If I were logical they would both get cut to the ground.
But there’s a problem. Like all rural farms you have the inevitable telephone and power cables snaking across the space.
And one of these plums does a great job of screening the wires. It does a better job of that than providing decent fruit.
So I cut away the obvious broken ones, stood back and had a good think.
The right hand tree can go. There is a weed of an oak growing out of the rocks right beside it. And over time it might reach a height where it will screen the wires.
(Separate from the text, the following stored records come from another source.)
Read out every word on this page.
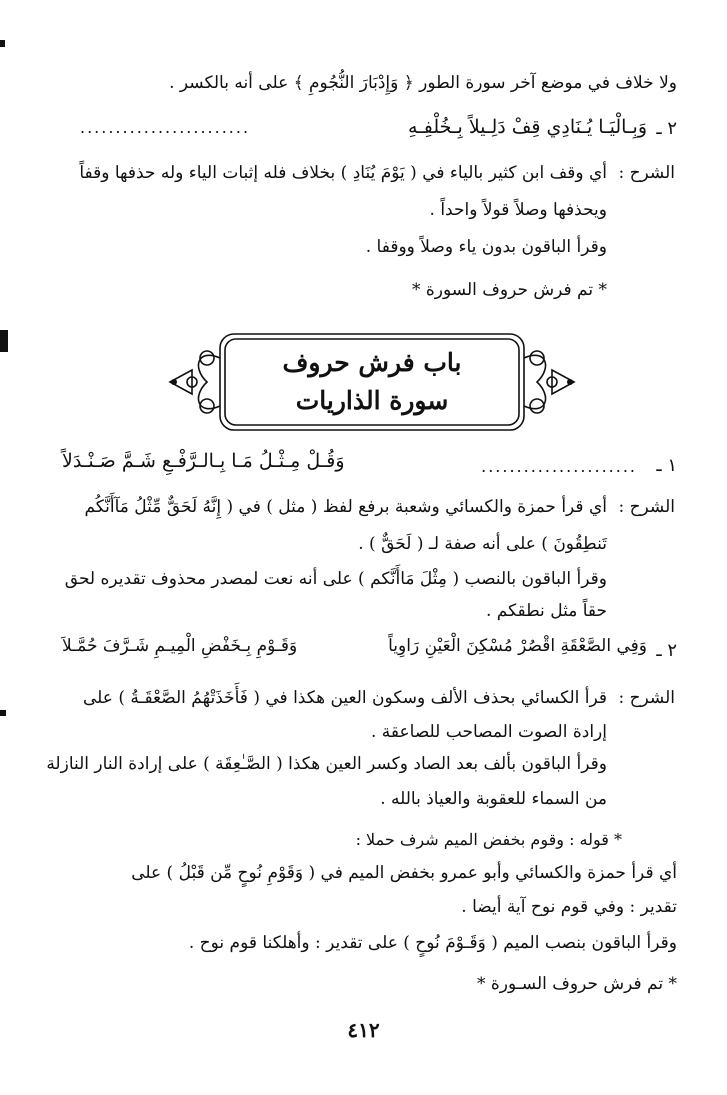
ولا خلاف في موضع آخر سورة الطور ﴿ وَإِدْبَارَ النُّجُومِ ﴾ على أنه بالكسر .
٢ ـ
وَبِـالْيَـا يُـنَادِي قِفْ دَلِـيلاً بِـخُلْفِـهِ
........................
الشرح :
أي وقف ابن كثير بالياء في ( يَوْمَ يُنَادِ ) بخلاف فله إثبات الياء وله حذفها وقفاً
ويحذفها وصلاً قولاً واحداً .
وقرأ الباقون بدون ياء وصلاً ووقفا .
* تم فرش حروف السورة *
باب فرش حروف
سورة الذاريات
١ ـ
......................
وَقُـلْ مِـثْـلُ مَـا بِـالـرَّفْـعِ شَـمَّ صَـنْـدَلاً
الشرح :
أي قرأ حمزة والكسائي وشعبة برفع لفظ ( مثل ) في ( إِنَّهُ لَحَقٌّ مِّثْلُ مَآأَنَّكُم
تَنطِقُونَ ) على أنه صفة لـ ( لَحَقٌّ ) .
وقرأ الباقون بالنصب ( مِثْلَ مَاأَنَّكم ) على أنه نعت لمصدر محذوف تقديره لحق
حقاً مثل نطقكم .
٢ ـ
وَفِي الصَّعْقَةِ اقْصُرْ مُسْكِنَ الْعَيْنِ رَاوِياً
وَقَـوْمِ بِـخَفْضِ الْمِيـمِ شَـرَّفَ حُمَّـلاَ
الشرح :
قرأ الكسائي بحذف الألف وسكون العين هكذا في ( فَأَخَذَتْهُمُ الصَّعْقَـةُ ) على
إرادة الصوت المصاحب للصاعقة .
وقرأ الباقون بألف بعد الصاد وكسر العين هكذا ( الصَّـٰعِقَة ) على إرادة النار النازلة
من السماء للعقوبة والعياذ بالله .
* قوله : وقوم بخفض الميم شرف حملا :
أي قرأ حمزة والكسائي وأبو عمرو بخفض الميم في ( وَقَوْمِ نُوحٍ مِّن قَبْلُ ) على
تقدير : وفي قوم نوح آية أيضا .
وقرأ الباقون بنصب الميم ( وَقَـوْمَ نُوحٍ ) على تقدير : وأهلكنا قوم نوح .
* تم فرش حروف السـورة *
٤١٢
If we don’t get too many more biblical snow storms too early in the season when all the oaks and fruit trees are in full fat leaf.
Christine
12th December 2019 @ 11:36 am
“Get it done”…. yes what a great phase to choose today of all days! You have a big job on your hands, and I can see from your story that having an equine stepladder isn’t always a help. Last autumn I was faced with serious pruning and thinning of trees and called in the landscape gardener. In just a few hours, I had a big pile of logs ready to dry for this year’s fires and an even bigger pile of lovely wood chips thanks to his industrial-grade chipper mounted on a trailer. It turned branches as big as my leg into shreds in seconds! Hire one of those monsters if you can, they’re incredible. In the meantime, bon courage…
Lindy
12th December 2019 @ 11:52 am
Don’t you just love those industrial chippers? All these logs and branches are going to be put to very good use in the new potager – as the bottom layer of all my permaculture beds. So for now I’m just chipping the branches and will save the big chipper for another day.
Lindy
12th December 2019 @ 11:56 am
And as you can see on earlier posts Christine – I have lovely, lovely chippings for free courtesy of our municipal road gang. I sometimes go back to these posts just to make me smile.
http://www.fruitfulresearch.com/march-mulch-pile/
Christine
12th December 2019 @ 9:42 pm
I have just looked at your earlier posts and I am green with envy! Not just of your free chippings but of the neatness of the road verges. Ours are maintained too, but anything woody gets nastily mangled ‘in place’ by a blade attachment mounted on the side of a tractor. It looks awful and painful. Permaculture is something I want to try but haven’t attempted yet. I use ‘no dig’ but I worry about the complications of permaculture. Probably unnecessarily.